Quickly, one by one, Tom pulled out the fifteen locking pins and fifteen times he turned the booster switches to MAXIMUM. Needles on the dinner plate dials swung round beyond their red danger markings and began bouncing at the end of their clockwise travel.
Tom looked at his watch. Twenty past two. He left the regulator room and jammed open the door marked DANGER.
‘Right,’ he said to Sanderson, ‘now we start looking for the air-conditioning control.’
On the floor every ten yards for the length of the inspection alleys were steel grids, and directly above them, in the ceiling, identical ones made of aluminium. Tom could feel the cold draught of air pushed in from the grids underneath him and sucked out through the ceiling. A constant flow of fresh air was an essential safety feature.

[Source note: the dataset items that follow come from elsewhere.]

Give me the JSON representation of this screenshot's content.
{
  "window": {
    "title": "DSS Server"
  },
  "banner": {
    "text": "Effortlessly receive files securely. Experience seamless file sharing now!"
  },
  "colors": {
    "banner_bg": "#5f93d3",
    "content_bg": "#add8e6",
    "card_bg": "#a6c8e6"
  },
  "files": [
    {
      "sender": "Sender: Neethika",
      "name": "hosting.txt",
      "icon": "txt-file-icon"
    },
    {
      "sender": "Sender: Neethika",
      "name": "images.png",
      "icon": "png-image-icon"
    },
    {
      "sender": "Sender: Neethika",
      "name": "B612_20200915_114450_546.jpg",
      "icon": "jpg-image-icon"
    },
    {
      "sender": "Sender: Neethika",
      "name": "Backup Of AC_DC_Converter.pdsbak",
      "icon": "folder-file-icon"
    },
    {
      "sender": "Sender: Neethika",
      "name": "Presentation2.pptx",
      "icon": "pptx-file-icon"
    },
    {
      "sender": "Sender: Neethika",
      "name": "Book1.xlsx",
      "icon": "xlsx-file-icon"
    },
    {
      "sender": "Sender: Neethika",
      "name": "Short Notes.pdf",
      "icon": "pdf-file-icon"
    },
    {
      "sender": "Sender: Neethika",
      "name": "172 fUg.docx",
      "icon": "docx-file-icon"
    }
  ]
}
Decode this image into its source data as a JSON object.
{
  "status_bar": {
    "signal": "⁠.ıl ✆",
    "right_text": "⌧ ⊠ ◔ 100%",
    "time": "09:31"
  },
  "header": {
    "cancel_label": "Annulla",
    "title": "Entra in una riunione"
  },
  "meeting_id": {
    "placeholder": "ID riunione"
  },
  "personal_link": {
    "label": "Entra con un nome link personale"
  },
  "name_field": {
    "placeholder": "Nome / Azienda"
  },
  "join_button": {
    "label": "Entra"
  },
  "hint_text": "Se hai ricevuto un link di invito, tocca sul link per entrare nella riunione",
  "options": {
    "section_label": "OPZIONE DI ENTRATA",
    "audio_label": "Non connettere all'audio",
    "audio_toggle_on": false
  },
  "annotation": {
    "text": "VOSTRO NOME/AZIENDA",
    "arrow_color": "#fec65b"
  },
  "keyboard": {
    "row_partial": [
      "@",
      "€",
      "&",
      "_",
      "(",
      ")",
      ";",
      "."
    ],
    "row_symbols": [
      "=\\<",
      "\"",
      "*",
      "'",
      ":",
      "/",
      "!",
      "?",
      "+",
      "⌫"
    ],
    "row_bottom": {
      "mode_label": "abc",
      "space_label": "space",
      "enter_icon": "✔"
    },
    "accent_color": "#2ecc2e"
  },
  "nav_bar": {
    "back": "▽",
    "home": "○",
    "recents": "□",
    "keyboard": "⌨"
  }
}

‘But surely,’ Sanderson said, ‘the control needn’t be here?’
‘It has to be,’ Tom replied. ‘Men wouldn’t work here otherwise; these batteries are dangerous bloody things. There’s probably two separate controls, one for air temperature, the other some kind of sensor to detect any escape of gases. In about ten minutes’ time when the batteries begin to overcharge, that sensor will pick up the first traces of gas and it’ll set off its own alarm.’
He looked around him. ‘Start that end of the room and I’ll go off this way. They’ll be on the ceiling or high up on the wall.’
Separately they moved backwards and forwards in the maze, their eyes searching above the white banks of batteries. Six minutes later Sanderson found them, two plastic boxes, a little over a foot square, suspended in the right angle where the ceiling met the wall midway along the room.
Tom climbed the racks that held the batteries. The plastic covers on the control boxes were not screwed in but held in position by spring clips. He pulled them away. A circuit diagram was printed on the inside of the cover, and as he’d hoped for, the air conditioning was quite independent from the rest of the house, with its own ducting fan and thermostat. Fresh air was drawn in from outside at ground level by the fan, filtered, humidified and pumped through the grids into the room.
The amount of fresh air was governed by a fresh air damper control which was marked on the control box. It opened or closed the louvres at ground level as the temperature of the room varied. If it was too warm they opened, too cold they closed. In the closed position a second control, a return air damper, merely recirculated the air in the room.